Monitors are scheduled to run at specific times using a cron-like expression.
Q2: How do pagers connect to monitors? Pagers connect to monitors by matching the incident details (name, severity, incident type) generated by the Monitor.
Q3: Can Pagers be scheduled? No, Pagers are not scheduled. They listen for incidents generated by the Monitors.
Q4: Where are incidents stored? Incidents are stored in a Pulsar topic, not exposed on the UI, but accessible with a provided address.
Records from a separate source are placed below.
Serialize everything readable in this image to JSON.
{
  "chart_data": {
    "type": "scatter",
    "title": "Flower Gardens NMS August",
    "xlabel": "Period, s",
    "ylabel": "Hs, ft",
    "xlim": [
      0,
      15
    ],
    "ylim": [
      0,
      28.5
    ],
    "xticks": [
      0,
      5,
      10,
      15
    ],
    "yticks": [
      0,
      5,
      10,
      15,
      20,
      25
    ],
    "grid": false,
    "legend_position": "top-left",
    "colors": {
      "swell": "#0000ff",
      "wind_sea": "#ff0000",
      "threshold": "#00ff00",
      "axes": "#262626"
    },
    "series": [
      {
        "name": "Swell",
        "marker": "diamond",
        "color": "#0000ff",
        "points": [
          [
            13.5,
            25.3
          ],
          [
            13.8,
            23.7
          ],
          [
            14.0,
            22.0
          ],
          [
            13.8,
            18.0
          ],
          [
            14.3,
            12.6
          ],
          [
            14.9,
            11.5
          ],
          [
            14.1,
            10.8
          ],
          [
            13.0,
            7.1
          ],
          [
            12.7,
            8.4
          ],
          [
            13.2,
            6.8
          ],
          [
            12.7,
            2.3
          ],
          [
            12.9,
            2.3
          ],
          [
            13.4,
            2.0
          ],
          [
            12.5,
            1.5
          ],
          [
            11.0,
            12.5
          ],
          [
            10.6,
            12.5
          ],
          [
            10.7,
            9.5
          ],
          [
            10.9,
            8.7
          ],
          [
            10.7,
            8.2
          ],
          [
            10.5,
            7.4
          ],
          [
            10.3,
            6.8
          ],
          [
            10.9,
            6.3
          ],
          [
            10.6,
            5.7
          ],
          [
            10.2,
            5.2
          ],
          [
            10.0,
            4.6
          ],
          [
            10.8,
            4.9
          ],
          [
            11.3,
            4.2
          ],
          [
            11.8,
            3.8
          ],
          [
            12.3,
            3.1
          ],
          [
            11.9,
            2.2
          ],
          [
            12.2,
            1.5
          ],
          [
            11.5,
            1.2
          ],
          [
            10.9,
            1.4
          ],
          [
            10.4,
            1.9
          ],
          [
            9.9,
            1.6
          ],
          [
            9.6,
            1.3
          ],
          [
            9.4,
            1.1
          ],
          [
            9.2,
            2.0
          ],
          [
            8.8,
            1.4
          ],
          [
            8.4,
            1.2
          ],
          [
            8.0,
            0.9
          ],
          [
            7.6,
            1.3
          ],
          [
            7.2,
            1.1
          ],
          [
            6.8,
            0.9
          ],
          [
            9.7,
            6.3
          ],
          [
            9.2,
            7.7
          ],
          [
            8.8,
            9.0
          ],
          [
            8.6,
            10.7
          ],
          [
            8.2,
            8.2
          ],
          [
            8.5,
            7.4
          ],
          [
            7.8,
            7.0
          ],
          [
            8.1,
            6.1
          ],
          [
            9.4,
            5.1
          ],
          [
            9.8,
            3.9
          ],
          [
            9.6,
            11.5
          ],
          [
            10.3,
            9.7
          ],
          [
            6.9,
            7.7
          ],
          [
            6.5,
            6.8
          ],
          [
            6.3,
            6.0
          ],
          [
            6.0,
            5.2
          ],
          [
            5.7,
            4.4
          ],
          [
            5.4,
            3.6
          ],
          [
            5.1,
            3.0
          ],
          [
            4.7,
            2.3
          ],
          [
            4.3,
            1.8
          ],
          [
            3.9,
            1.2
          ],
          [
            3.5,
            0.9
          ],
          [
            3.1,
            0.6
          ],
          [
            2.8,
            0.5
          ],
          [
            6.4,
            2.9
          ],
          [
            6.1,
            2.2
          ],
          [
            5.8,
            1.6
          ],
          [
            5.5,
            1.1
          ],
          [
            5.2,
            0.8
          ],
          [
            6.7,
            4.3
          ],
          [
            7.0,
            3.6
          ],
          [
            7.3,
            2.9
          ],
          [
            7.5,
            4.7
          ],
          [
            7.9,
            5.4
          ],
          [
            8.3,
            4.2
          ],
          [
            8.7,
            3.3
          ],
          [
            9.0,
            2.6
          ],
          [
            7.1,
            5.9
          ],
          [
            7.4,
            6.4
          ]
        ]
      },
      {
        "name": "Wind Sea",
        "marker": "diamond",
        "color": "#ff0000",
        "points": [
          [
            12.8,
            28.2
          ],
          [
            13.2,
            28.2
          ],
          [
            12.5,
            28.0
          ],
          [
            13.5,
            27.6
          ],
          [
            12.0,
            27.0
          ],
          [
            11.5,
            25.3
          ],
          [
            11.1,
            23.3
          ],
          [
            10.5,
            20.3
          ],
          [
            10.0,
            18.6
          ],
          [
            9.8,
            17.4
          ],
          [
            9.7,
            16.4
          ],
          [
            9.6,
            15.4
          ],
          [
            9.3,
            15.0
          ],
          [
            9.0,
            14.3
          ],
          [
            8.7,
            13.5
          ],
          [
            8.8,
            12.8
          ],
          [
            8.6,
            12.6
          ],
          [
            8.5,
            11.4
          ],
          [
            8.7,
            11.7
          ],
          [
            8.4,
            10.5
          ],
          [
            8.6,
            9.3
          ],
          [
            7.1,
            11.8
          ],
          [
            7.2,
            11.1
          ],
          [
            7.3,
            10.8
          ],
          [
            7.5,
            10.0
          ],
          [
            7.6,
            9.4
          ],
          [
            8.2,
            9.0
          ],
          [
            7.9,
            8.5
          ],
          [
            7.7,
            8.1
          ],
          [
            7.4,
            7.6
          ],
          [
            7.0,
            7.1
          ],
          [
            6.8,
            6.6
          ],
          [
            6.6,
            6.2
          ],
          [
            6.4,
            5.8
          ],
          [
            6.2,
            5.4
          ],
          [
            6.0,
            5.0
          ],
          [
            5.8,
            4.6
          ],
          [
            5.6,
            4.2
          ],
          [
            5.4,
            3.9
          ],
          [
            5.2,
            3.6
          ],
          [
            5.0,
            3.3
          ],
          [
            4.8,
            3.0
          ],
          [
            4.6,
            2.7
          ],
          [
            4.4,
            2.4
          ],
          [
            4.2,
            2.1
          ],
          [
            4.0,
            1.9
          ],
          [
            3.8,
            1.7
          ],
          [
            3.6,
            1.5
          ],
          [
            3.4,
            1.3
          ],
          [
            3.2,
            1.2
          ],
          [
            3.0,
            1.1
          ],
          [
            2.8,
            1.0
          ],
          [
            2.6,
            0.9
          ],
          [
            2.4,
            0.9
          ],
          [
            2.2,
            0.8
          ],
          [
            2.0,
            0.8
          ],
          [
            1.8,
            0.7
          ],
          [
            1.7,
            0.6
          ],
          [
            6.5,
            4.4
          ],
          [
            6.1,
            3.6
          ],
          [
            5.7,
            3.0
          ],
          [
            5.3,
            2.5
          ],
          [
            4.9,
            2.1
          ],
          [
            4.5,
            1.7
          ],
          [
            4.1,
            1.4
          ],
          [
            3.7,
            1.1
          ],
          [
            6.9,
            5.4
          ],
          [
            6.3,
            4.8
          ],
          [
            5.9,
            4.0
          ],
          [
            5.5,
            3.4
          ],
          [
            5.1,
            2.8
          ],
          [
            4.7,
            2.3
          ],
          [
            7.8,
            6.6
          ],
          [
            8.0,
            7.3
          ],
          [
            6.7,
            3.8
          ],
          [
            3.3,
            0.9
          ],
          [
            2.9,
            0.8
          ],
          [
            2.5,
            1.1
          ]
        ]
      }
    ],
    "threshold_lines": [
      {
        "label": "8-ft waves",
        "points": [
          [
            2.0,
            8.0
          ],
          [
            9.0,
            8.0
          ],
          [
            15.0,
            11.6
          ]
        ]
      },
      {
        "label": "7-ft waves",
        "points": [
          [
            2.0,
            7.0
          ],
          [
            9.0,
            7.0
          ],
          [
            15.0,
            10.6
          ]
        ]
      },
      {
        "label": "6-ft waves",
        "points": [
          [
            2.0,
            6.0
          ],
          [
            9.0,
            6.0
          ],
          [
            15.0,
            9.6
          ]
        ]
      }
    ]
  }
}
Q5: Why are Monitors and Pagers separate Resources? Monitors and Pagers are separate Resources because they serve distinct functions. Monitors detect issues and generate incidents, while Pagers send alerts based on those incidents. This separation gives customers flexibility—they can choose to use only Monitors, integrate with third-party alerting tools like Datadog, or rely on DataOS Pager based on their needs.